The Global Observance of World Habitat Day (WHD), held on the theme: Resilient urban economies : Cities as drivers of growth and recovery, was held in Baku, Azerbaijan on October 2, 2023.

World Habitat Day is marked on the first Monday of October each year and is recognised by the United Nations to reflect on the state of towns and cities, and on the basic right of all to adequate shelter.

The day is also intended to remind the world that everyone has the power and the responsibility to shape the future of towns and cities.

It is also a global observance aimed at raising awareness of the importance of sustainable urban development, adequate housing, and access to basic amenities.

This annual event provides an opportunity to reflect on the state of our cities and towns and to advocate positive changes that promote better living conditions for all.

WHD calls for action to address housing challenges, urban inequality, and environmental sustainability.

Established by the United Nations to draw attention to the need for sustainable urban development and adequate housing for all, WHD serves as a reminder of the global commitment to create inclusive, safe, and resilient cities and communities.

Indeed, the commemoration of the day serves as a reminder to the haphazard development of our cities, with access to basic amenities still being a great challenge to many a city dweller.

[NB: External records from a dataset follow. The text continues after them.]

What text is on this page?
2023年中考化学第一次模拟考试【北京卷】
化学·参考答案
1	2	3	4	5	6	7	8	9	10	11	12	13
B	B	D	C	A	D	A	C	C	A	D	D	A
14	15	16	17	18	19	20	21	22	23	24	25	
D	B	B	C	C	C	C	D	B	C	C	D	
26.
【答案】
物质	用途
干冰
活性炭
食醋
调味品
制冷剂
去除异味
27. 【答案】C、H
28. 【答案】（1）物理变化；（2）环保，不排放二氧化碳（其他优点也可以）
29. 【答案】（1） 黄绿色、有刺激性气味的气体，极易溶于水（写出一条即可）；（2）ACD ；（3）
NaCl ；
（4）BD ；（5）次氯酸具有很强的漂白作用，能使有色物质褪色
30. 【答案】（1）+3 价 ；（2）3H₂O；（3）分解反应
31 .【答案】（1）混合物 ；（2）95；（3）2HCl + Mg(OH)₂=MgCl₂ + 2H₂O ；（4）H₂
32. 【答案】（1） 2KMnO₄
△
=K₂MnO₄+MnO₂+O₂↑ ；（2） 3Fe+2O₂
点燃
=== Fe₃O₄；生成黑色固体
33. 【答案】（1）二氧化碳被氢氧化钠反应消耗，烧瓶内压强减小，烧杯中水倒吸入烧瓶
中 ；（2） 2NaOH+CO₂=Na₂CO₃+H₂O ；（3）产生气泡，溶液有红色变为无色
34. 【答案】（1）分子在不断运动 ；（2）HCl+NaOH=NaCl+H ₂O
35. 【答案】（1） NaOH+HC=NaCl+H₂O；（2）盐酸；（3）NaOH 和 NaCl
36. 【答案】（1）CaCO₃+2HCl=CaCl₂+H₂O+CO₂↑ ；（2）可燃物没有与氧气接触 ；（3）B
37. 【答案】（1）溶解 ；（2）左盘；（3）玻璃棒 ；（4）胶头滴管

In our capital cities, all across the country, accessing potable water, good sanitation and proper hygiene is still fraught with numerous challenges.

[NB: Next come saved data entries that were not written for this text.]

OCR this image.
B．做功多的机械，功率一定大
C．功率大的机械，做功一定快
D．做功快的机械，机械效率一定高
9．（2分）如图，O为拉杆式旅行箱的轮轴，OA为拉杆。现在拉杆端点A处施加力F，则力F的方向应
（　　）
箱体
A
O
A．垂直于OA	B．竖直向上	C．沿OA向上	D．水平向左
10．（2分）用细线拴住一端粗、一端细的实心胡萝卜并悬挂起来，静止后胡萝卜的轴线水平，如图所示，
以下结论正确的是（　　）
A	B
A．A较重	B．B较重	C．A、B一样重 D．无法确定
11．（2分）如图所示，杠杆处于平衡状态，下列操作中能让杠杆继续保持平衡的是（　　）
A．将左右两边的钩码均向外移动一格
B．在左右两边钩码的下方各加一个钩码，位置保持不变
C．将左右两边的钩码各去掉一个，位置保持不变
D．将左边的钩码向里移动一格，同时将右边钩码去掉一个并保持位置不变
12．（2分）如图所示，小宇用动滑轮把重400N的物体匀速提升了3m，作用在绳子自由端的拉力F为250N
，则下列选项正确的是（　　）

Challenges brought about by residents themselves as well as duty bearers who have shirked their responsibilities.

Dwellings are put up in many places, both authorised and unauthorised, not according to laid down procedure, and sometimes on water and road paths, thus obstructing water flow when it rains and also making those places inaccessible when there is an emergency.

Our towns and cities have become concrete jungles as all available spaces have been sold out for dwellings – no parks or green spaces for recreation and relaxation.

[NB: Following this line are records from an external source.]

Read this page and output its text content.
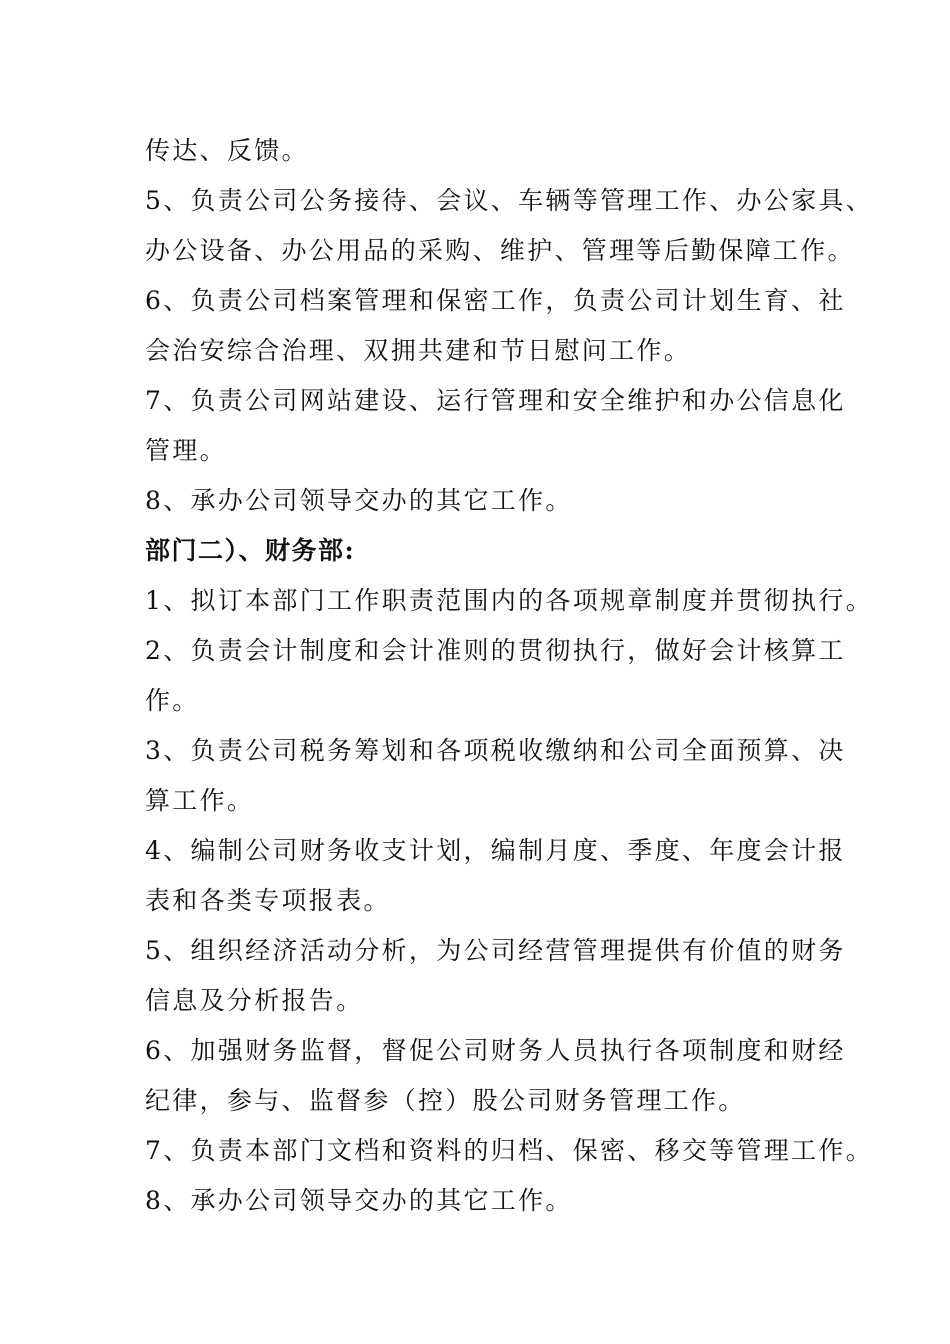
传达、反馈。
5、负责公司公务接待、会议、车辆等管理工作、办公家具、
办公设备、办公用品的采购、维护、管理等后勤保障工作。
6、负责公司档案管理和保密工作，负责公司计划生育、社
会治安综合治理、双拥共建和节日慰问工作。
7、负责公司网站建设、运行管理和安全维护和办公信息化
管理。
8、承办公司领导交办的其它工作。
部门二）、财务部:
1、拟订本部门工作职责范围内的各项规章制度并贯彻执行。
2、负责会计制度和会计准则的贯彻执行，做好会计核算工
作。
3、负责公司税务筹划和各项税收缴纳和公司全面预算、决
算工作。
4、编制公司财务收支计划，编制月度、季度、年度会计报
表和各类专项报表。
5、组织经济活动分析，为公司经营管理提供有价值的财务
信息及分析报告。
6、加强财务监督，督促公司财务人员执行各项制度和财经
纪律，参与、监督参（控）股公司财务管理工作。
7、负责本部门文档和资料的归档、保密、移交等管理工作。
8、承办公司领导交办的其它工作。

The least said about our road networks, the better, as we are very deficient in proper roads as a country.

Some of the reasons are poor construction, the government alone taking the responsibility of constructing our roads as per our current laws, the lack of maintenance and the abuse of the infrastructure by the users when they are put in place.

Slums have developed in Accra and in all our major cities, thereby resulting in sanitation challenges, inequality in living conditions, exclusive, unsafe, and non-resilient cities and communities.

Why must we abandon housing projects such as Saglemi and others while we embark on others, when many citizens are still not properly housed and are struggling to pay exorbitant rents to Shylocks who have arrogated to themselves the role of landlords.

In other jurisdictions, once a citizen attains adulthood, he or she is entitled to a well-constructed place of abode, while we still grapple with a place to lay our heads even in old age, resulting in so much inequality and desecration of the environment, because landowners will even sell water bodies for developments of any kind.

As rightly put by the Secretary General of the United Nations, António Guterres, while this year’s World Habitat Day focused attention on ‘Resilient Urban Economies’ and the potential of cities as drivers of inclusive, green, and sustainable growth, cities must confront a range of challenges – from economic shocks and escalating climate emergencies to widening inequalities, to fulfil this promise.

Building greater resilience and a better protection of vulnerable populations require far greater investments in sustainable infrastructure, early warning systems, and affordable, adequate housing for all.

At the same time, we must work to improve access to electricity, water, sanitation, transport, and other basic services – while investing in education, skills development, digital innovation, and entrepreneurship.

Local action is vital, and global cooperation indispensable.

Let us all pledge to build inclusive, safe, resilient, and sustainable human settlements for all people everywhere and thus promote dignified living among all classes of society.